Gritting her teeth and perhaps any reply, America nods and steps slightly back. Her fists remain balled tightly but she has less of a panic in her eyes.

“Be right back,” he tells her as he's turning and leaping onto the first hunk of land.

America watches him run and leap, the cloak helping keep him airborne during longer jumps. Her stomach is knotting around itself.

She can't shake the memory off or the string of dread it brought with it. They haunt her, it seems. The happy ones are decayed by the bad. Even Nila, the first person she cared about and cared about her since her parents, causes a terrible ache in her chest.

And it must be all coming to an end.

Because they were going to the TVA now. A place that once held all the answers to unasked questions.

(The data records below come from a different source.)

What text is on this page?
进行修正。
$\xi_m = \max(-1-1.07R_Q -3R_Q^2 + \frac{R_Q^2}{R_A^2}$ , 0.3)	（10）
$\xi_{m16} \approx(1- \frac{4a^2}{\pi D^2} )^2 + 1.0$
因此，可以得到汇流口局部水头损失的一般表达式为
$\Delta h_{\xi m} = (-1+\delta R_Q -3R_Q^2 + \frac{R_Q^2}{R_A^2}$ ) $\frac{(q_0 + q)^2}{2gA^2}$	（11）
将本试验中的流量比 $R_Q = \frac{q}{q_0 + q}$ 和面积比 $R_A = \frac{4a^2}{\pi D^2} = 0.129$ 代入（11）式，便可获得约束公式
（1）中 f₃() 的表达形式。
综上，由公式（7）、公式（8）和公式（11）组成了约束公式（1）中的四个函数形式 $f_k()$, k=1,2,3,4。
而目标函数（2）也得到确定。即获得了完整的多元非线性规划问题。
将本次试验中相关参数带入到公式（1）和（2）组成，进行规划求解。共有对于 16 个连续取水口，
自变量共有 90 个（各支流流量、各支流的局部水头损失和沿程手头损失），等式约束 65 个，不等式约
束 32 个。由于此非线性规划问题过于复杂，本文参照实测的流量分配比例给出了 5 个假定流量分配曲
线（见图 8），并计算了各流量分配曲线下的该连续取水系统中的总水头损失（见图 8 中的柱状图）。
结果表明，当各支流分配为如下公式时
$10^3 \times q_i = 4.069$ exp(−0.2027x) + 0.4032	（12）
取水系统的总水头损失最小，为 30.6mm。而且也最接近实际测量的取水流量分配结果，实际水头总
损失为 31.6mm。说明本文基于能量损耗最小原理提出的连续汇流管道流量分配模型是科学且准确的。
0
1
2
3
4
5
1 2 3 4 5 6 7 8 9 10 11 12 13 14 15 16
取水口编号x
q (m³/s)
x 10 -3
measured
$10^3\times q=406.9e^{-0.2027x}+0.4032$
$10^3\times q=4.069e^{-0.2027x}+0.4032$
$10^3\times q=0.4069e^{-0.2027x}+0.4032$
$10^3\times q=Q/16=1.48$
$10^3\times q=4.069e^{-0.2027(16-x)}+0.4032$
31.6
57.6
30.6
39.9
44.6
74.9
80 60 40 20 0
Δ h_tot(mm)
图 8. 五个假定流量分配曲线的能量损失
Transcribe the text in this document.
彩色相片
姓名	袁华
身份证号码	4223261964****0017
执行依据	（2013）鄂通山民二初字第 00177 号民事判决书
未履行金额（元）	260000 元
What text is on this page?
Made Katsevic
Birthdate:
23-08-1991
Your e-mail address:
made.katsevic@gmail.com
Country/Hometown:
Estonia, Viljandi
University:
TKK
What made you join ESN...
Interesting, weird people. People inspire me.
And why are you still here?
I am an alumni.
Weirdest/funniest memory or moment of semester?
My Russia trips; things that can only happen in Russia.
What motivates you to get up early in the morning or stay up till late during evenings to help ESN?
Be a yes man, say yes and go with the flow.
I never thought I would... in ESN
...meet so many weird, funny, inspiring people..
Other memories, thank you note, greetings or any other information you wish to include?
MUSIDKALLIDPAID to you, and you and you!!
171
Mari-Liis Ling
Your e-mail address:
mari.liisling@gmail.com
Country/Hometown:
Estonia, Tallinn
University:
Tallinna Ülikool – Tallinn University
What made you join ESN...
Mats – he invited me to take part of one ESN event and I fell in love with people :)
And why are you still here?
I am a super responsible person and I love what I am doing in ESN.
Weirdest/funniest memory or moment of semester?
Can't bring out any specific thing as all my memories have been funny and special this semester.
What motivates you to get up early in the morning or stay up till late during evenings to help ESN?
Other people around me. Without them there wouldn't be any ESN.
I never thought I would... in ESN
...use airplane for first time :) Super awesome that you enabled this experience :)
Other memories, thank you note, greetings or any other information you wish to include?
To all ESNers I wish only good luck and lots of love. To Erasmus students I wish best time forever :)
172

Would they instantly recognize her? Would she pulled away from Stephen the moment they stepped through? What was the punishment for killing one of their agents?

Her mouth has gone dry.

“Got it,” Stephen announced, stepping into the basement once again. He holds up a device that looks like a phone sized computer. Rita carried the same one.

America feels like she's going to pass out.

At least if she's dead Chthon will have to find a different meat suit. It’d buy everyone else time. Maybe she's okay with that.

Stephen closed the Gap Junction door and slipped his watch back on his wrist before examining the device. He fiddles with the controls until an orange, rectangular portal opens in front of them.